You could create an add-count
procedure that takes a list of counts and a new count as arguments, and adds the count to the list if there are no similarly tagged counts already in the list, or combines the new count with an existing count.
#lang racket
(define (get-tag c) (first c))
(define (get-val c) (second c))
(define (add-count cs c)
(let* ((k (get-tag c))
(v (get-val c))
(old-count (assoc k cs)))
(if old-count
(cons (list k (+ v (get-val old-count)))
(remove old-count cs))
(cons c cs))))
Here get-tag
and get-val
are just convenience procedures to access the tag and value stored in a count. The assoc
procedure is used to extract a copy of the first count in cs
matching the new count c
to be added. This count is stored in old-count
, the value of which is used to create a new count which is added to the list after removing old-count
from the original list cs
.
With the add-count
procedure defined, a procedure reduce-counts
could be defined that goes through all of the counts and accumulates them to an empty list by using add-count
. The resulting list will have the counts combined.
(define (reduce-counts cs (acc '()))
(if (null? cs)
acc
(reduce-counts (rest cs) (add-count acc (first cs)))))
Here is a test run:
reduce-counts.rkt> (define test-counts '(("cry" 1) ("racket" 2) ("cry" 3) ("play" 4) ("racket" 5) ("play" 6) ("racket" 7)))
reduce-counts.rkt> (reduce-counts test-counts)
'(("racket" 14) ("play" 10) ("cry" 4))
As an alternative approach you could use filter
to collect counts with similar tags in a list, and combine those into a new count after summing the values. The combined counts can be collected in an accumulator before filtering the input to remove the tags which were just combined. This process can be repeated recursively until all counts have been combined, removed, and collected.
;;; An alternate solution
(define (combine-like-counts cs)
(list (get-tag (first cs))
(foldl (lambda (c x) (+ x (get-val c))) 0 cs)))
(define (reduce-counts cs (acc '()))
(if (null? cs)
acc
(let* ((k (get-tag (first cs)))
(k-tag? (lambda (c) (equal? k (get-tag c))))
(like (filter k-tag? cs))
(remaining (filter (negate k-tag?) cs)))
(reduce-counts remaining
(cons (combine-like-counts like) acc)))))
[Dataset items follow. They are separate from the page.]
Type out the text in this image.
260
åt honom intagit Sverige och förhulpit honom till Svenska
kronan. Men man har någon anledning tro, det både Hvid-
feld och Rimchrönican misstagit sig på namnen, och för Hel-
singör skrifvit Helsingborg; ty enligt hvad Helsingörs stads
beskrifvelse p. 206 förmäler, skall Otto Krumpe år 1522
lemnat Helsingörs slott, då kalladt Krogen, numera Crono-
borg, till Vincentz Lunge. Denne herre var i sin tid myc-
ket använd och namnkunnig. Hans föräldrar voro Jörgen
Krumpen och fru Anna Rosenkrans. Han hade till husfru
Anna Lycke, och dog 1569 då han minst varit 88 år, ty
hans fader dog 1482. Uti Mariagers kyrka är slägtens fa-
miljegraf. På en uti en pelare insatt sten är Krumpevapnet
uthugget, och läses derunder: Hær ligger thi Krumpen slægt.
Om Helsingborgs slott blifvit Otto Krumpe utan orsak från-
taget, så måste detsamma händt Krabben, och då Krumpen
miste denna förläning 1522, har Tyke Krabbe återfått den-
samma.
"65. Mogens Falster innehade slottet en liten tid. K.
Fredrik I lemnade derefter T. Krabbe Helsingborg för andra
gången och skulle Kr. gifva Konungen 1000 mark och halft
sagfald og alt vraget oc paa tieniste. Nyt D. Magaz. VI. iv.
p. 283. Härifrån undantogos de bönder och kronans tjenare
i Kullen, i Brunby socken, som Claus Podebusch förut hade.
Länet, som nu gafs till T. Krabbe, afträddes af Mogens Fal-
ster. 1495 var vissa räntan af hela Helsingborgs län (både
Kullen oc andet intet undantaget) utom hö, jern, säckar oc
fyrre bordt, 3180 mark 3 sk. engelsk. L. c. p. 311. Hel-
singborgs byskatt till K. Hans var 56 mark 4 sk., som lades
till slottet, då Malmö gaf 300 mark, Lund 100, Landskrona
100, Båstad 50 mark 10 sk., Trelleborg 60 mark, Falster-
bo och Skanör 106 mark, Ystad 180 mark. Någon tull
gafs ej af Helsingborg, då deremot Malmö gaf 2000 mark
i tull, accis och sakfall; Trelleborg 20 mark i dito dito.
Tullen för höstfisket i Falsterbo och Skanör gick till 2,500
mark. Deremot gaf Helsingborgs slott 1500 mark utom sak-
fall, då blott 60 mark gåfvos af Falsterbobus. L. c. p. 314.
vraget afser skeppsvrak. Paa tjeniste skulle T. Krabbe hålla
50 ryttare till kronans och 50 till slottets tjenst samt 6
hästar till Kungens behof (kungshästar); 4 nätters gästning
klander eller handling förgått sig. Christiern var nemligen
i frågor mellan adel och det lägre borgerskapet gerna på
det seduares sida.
Here the combine-like-counts
procedure assumes that all counts in the input list share the same tag, so a new count is formed by taking the tag and the sum of all values into a list.
The new reduce-counts
procedure returns whatever has been placed in the accumulator when the input is the empty list, otherwise the tag of the first count is saved and used to create the k-tag?
predicate, which is then used with filter
to create a list of matching counts and a list of the remaining counts with all matching counts removed. The list of matching counts is combined into a single count with combine-like-counts
and added to the accumulator, which is passed along with remaining
recursively to reduce-counts
.
This works as before, although the ordering has changed:
reduce-counts.rkt> (define test-counts '(("cry" 1) ("racket" 2) ("cry" 3) ("play" 4) ("racket" 5) ("play" 6) ("racket" 7)))
reduce-counts.rkt> (reduce-counts test-counts)
'(("play" 10) ("racket" 14) ("cry" 4))
I would suspect that these two implementations would have different performance characteristics depending on the particulars of their input data. My hunch is that the second would fare better for large input that contained large quantities of each tag, but the real answer would come from testing on some representative data samples.
If you are really concerned about performance for large amounts of data, you might consider converting the data to a hash table and using some of the built-in dictionary procedures to arrive at a similar solution.